(a) All charges for medical and surgical treatment, appliances or supplies furnished to injured employees, except for treatment and supplies provided by nursing homes, shall be supported by medical evidence as provided in §10.800. OWCP may withhold payment for services until such report or evidence is provided. The physician or provider shall itemize the charges on Form OWCP-1500 or CMS-1500 (for professional services or medicinal drugs dispensed in the office), Form OWCP-04 or UB-04 (for hospitals), an electronic or paper-based bill that includes required data elements (for pharmacies) or other form as warranted and accepted by OWCP, and submit the form promptly to OWCP.
(b) The provider shall identify each service performed using the Physician's Current Procedural Terminology (CPT) code, the Healthcare Common Procedure Coding System (HCPCS) code, the National Drug Code (NDC), or the Revenue Center Code (RCC) with a brief narrative description; OWCP has discretion to determine which of these codes may be utilized in the billing process. The Director also has the authority to create and supply specific procedure codes that will be used by OWCP to better describe and allow specific payments for special services. These OWCP-created codes will be issued to providers by OWCP as appropriate and may only be used as authorized by OWCP. For example, a physician conducting a referee or second opinion examination under 5 U.S.C. 8123 will be furnished an OWCP-created code; a provider may not use such an OWCP-created code for other types of medical examinations or services. Where no appropriate code is submitted to identify the services performed, the bill will be returned to the provider and/or denied.
(c) For professional charges billed on Form OWCP-1500 or CMS-1500, the provider shall also state each diagnosed condition and furnish the corresponding diagnostic code using the “International Classification of Disease, 9th Edition, Clinical Modification” (ICD-9-CM), or as revised. A separate bill shall be submitted when the employee is discharged from treatment or monthly, if treatment for the work-related condition is necessary for more than 30 days.
(1)
(i) Hospitals shall submit charges for inpatient medical and surgical treatment or supplies promptly to OWCP on Form OWCP-04 or UB-04.

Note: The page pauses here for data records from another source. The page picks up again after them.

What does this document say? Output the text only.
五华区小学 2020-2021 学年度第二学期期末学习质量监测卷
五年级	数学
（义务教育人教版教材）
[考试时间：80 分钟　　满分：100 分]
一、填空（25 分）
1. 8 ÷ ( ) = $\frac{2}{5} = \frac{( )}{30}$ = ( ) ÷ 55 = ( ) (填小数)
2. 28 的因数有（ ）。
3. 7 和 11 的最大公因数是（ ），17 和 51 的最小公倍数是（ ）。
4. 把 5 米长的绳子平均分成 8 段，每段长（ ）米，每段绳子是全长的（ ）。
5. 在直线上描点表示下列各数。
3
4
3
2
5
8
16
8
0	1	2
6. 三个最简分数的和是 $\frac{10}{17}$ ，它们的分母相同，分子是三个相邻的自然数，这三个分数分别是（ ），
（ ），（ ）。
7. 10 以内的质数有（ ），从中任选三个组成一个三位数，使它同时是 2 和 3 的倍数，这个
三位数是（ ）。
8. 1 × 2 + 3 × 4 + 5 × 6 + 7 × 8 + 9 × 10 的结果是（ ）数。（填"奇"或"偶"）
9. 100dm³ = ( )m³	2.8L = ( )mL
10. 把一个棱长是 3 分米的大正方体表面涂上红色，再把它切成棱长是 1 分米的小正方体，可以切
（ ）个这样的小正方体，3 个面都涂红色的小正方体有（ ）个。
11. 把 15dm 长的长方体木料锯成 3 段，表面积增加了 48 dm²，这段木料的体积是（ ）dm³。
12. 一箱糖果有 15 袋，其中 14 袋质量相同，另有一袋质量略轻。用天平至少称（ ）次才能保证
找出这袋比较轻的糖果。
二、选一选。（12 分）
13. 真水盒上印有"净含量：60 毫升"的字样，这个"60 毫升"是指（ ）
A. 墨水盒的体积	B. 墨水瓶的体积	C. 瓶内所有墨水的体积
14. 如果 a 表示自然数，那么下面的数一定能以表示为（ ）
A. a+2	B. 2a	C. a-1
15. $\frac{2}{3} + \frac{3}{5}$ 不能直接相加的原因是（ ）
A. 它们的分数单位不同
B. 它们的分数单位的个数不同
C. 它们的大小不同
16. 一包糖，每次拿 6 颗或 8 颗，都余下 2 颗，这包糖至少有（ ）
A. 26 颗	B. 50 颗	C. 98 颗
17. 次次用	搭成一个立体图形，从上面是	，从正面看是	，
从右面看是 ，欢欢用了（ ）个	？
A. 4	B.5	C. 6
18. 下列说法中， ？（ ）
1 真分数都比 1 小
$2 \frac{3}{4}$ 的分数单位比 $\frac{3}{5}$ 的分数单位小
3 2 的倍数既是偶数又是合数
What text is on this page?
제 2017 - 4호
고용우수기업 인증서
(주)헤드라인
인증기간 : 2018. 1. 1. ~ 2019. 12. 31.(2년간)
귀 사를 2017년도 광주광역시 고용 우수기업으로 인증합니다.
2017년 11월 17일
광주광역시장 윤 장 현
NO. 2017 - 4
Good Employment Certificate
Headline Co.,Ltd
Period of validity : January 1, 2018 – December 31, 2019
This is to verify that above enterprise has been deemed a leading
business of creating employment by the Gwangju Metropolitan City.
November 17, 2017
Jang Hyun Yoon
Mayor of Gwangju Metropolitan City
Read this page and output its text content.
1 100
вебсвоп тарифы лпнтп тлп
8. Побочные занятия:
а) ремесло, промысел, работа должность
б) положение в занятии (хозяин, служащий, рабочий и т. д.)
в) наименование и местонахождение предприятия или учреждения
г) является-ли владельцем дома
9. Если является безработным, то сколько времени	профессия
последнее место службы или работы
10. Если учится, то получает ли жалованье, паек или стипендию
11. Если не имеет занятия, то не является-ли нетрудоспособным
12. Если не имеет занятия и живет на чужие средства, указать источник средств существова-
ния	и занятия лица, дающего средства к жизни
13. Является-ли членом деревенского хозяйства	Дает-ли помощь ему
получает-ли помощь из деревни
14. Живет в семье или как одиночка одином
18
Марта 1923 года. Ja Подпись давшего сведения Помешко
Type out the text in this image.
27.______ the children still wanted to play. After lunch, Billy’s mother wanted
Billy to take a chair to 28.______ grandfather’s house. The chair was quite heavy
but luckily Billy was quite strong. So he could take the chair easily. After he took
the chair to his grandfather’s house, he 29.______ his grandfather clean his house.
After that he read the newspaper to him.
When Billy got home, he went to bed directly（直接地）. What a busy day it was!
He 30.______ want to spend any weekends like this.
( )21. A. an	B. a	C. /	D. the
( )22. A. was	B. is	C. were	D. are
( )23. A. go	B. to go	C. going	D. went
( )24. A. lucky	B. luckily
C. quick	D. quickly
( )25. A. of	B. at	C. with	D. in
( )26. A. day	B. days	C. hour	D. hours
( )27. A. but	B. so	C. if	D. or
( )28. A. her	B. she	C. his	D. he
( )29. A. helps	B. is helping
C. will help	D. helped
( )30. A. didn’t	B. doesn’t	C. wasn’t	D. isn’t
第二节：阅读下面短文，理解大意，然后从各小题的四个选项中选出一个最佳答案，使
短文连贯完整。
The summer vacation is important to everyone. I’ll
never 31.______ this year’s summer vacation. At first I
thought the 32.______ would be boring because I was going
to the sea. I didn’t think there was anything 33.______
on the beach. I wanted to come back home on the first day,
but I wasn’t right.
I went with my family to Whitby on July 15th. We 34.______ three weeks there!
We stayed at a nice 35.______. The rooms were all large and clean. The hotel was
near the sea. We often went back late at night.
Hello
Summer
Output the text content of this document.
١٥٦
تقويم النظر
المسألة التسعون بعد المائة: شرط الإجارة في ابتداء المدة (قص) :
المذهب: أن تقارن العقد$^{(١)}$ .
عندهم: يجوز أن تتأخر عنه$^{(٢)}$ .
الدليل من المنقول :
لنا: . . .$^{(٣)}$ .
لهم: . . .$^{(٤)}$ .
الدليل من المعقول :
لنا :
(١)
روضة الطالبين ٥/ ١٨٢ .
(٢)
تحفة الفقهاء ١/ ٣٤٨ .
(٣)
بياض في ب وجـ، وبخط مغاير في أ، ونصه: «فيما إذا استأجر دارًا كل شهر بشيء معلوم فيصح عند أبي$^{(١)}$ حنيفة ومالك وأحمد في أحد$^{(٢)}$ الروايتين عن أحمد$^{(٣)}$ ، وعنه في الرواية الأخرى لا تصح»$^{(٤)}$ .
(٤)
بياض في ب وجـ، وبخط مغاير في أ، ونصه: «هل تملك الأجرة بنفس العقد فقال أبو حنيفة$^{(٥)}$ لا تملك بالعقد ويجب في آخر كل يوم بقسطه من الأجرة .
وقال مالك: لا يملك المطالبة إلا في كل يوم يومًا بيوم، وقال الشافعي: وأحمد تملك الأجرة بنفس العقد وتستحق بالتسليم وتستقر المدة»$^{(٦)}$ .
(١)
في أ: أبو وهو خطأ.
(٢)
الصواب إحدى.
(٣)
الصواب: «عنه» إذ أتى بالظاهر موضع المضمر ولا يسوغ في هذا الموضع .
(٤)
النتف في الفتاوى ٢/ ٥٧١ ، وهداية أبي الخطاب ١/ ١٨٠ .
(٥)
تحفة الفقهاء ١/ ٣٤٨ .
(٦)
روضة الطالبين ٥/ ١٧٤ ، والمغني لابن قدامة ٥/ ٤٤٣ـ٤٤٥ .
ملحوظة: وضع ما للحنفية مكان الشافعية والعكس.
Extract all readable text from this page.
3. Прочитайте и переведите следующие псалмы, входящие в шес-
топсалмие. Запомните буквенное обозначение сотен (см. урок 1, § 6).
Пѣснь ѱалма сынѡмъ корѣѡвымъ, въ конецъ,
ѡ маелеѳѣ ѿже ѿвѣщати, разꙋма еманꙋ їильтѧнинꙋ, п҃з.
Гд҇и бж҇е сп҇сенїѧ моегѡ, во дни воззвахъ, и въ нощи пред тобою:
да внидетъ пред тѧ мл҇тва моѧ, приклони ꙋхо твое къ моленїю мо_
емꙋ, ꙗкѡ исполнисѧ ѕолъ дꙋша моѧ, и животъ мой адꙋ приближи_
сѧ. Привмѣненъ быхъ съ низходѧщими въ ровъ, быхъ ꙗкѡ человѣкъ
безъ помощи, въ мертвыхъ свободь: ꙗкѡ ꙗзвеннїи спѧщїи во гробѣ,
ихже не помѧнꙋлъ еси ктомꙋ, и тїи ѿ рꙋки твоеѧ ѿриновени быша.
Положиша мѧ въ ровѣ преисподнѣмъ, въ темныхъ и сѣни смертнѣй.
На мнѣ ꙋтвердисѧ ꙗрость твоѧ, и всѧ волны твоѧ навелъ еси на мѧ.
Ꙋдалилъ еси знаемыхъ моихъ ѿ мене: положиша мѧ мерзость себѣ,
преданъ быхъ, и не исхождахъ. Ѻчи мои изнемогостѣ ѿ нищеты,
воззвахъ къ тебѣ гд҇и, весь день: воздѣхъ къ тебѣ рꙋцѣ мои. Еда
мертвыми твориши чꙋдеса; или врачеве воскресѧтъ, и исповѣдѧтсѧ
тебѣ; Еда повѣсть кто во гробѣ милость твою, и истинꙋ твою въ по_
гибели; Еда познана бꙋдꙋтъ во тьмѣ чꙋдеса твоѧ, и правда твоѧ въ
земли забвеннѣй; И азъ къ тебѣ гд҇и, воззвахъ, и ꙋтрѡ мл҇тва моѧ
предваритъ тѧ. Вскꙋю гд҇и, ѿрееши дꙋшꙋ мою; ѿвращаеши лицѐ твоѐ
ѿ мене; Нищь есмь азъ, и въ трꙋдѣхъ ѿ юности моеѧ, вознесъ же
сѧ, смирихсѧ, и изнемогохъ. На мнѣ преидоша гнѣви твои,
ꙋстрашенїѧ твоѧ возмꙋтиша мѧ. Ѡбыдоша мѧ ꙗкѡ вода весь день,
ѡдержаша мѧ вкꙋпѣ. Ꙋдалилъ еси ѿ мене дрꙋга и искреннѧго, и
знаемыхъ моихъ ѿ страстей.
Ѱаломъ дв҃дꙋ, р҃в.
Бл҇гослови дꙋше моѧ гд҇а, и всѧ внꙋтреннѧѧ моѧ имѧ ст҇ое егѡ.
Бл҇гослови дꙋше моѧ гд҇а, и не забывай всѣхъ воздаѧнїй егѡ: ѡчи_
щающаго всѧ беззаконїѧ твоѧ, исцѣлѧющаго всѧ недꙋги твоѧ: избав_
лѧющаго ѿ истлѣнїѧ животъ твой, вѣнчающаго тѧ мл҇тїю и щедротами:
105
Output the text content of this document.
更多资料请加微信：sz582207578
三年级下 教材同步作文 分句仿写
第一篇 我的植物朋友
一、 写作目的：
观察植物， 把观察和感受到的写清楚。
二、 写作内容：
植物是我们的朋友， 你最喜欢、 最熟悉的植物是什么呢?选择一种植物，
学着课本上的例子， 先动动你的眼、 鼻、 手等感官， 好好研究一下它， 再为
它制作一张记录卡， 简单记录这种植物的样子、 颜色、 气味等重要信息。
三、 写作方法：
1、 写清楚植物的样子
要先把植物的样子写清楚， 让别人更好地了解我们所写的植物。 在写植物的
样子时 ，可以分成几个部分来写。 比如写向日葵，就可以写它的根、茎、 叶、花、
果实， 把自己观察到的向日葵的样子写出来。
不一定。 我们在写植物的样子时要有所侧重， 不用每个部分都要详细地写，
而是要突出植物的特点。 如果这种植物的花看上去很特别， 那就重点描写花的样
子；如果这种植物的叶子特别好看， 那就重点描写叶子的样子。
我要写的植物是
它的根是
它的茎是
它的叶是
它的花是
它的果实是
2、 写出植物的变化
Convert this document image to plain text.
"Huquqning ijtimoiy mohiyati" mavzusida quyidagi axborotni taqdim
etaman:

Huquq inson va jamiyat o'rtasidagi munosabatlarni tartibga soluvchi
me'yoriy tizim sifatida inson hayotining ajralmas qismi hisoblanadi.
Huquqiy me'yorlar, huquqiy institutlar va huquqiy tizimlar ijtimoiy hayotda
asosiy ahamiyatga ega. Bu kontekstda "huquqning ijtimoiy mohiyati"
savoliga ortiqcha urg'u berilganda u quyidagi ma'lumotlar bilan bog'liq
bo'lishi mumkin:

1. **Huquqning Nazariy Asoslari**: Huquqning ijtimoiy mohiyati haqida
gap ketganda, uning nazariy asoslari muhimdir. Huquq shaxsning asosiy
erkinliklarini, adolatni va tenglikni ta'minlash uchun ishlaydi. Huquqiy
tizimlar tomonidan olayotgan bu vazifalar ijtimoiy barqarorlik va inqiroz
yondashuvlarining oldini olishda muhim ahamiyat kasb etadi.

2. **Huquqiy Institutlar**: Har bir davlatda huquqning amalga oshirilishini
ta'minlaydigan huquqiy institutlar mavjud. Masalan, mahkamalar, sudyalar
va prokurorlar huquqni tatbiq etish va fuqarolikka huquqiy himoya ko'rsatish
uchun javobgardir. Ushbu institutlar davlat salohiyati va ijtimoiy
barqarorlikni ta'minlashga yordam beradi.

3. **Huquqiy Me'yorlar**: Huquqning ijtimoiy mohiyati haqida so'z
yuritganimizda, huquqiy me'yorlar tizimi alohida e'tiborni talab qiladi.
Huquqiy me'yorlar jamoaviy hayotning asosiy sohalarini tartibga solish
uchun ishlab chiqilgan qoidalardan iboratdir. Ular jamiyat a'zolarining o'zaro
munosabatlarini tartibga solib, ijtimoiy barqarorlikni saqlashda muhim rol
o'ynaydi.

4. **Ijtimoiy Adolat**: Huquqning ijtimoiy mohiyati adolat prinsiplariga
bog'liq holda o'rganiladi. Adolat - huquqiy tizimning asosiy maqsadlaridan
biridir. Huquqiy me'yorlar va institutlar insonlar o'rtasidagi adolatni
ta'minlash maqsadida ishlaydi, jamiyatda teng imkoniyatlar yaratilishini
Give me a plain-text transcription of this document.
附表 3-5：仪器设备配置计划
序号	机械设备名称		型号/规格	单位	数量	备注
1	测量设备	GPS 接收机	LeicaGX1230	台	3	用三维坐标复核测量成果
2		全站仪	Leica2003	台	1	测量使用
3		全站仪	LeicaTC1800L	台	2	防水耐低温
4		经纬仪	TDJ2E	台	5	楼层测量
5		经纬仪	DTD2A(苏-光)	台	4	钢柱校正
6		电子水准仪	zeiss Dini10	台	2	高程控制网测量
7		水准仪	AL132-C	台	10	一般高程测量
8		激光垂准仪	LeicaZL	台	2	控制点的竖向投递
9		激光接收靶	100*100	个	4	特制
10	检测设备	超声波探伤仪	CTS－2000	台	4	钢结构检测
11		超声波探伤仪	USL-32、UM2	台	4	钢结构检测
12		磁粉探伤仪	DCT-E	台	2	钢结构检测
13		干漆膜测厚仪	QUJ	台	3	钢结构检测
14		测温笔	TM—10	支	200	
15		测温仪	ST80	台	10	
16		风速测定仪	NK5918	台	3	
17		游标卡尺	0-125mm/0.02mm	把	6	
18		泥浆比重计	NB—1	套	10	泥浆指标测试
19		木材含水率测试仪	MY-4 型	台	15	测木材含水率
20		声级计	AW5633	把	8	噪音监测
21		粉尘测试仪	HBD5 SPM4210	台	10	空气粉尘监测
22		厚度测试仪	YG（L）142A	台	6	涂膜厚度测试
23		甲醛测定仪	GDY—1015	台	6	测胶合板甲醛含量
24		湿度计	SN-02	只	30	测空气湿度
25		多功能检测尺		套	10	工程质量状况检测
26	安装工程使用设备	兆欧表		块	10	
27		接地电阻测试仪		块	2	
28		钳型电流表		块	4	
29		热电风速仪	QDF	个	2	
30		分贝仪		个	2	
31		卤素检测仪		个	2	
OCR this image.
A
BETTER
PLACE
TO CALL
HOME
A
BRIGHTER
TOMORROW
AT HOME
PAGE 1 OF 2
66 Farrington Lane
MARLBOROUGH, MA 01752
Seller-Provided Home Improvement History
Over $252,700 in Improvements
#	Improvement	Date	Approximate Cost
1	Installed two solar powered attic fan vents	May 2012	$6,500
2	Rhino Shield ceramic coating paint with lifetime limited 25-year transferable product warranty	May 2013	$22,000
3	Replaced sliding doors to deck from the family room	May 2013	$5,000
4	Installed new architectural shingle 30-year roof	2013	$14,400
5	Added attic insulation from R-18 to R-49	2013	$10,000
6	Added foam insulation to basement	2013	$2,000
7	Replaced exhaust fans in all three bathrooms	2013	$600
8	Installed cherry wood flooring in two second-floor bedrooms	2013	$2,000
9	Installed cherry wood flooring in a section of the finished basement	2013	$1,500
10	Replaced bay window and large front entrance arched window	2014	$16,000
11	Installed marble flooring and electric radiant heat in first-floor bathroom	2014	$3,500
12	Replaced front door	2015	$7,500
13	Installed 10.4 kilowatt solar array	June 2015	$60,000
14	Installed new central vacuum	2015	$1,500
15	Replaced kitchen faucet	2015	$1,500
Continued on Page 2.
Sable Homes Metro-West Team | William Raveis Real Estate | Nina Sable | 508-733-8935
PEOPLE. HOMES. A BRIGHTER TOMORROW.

(ii) For outpatient billing, the provider shall identify each service performed, using Revenue Center Codes (RCCs) and HCPCS/CPT codes as warranted. The charge for each individual service, or the total charge for all identical services, should also appear on the form. OWCP may adopt an Outpatient Prospective Payment System (OWCP OPPS) (as developed and implemented by the Center for Medicare and Medicaid services (CMS) for Medicare, while modifying the allowable costs under Medicare to account for deductibles and other additional costs which are covered by FECA). Once adopted, hospital providers shall submit outpatient hospital bills on the current version of the Universal Billing Form (UB) and use HCPCS codes and other coding schemes in accordance with the OWCP OPPS.
(2) Pharmacies shall itemize charges for prescription medications, appliances, or supplies on electronic or paper-based bills and submit them promptly to OWCP. Bills for prescription medications must include the NDC assigned to the product, the generic or trade name of the drug provided, the prescription number, the quantity provided, and the date the prescription was filled.
(3) Nursing homes shall itemize charges for appliances, supplies or services on the provider's billhead stationery and submit them promptly to OWCP. Such charges shall be subject to any applicable OWCP fee schedule.
(d) By submitting a bill and/or accepting payment, the provider signifies that the service for which reimbursement is sought was performed as described, necessary, appropriate and properly billed in accordance with accepted industry standards. For example, accepted industry standards preclude upcoding billed services for extended medical appointments when the employee actually had a brief routine appointment, or charging for the services of a professional when a paraprofessional or aide performed the service; industry standards prohibit unbundling services to charge separately for services that should be billed as a single charge. In addition, the provider thereby agrees to comply with all regulations set forth in this subpart concerning the rendering of treatment and/or the process for seeking reimbursement for medical services, including the limitation imposed on the amount to be paid for such services.
(e) In summary, bills submitted by providers must: Be itemized on the Health Insurance Claim Form (for physicians) or the OWCP-04 (for hospitals); contain the signature or signature stamp of the provider; and identify the procedures using HCPCS/CPT codes, RCCs, or NDCs. Otherwise, OWCP may deny the bill, and the provider must correct and resubmit the bill.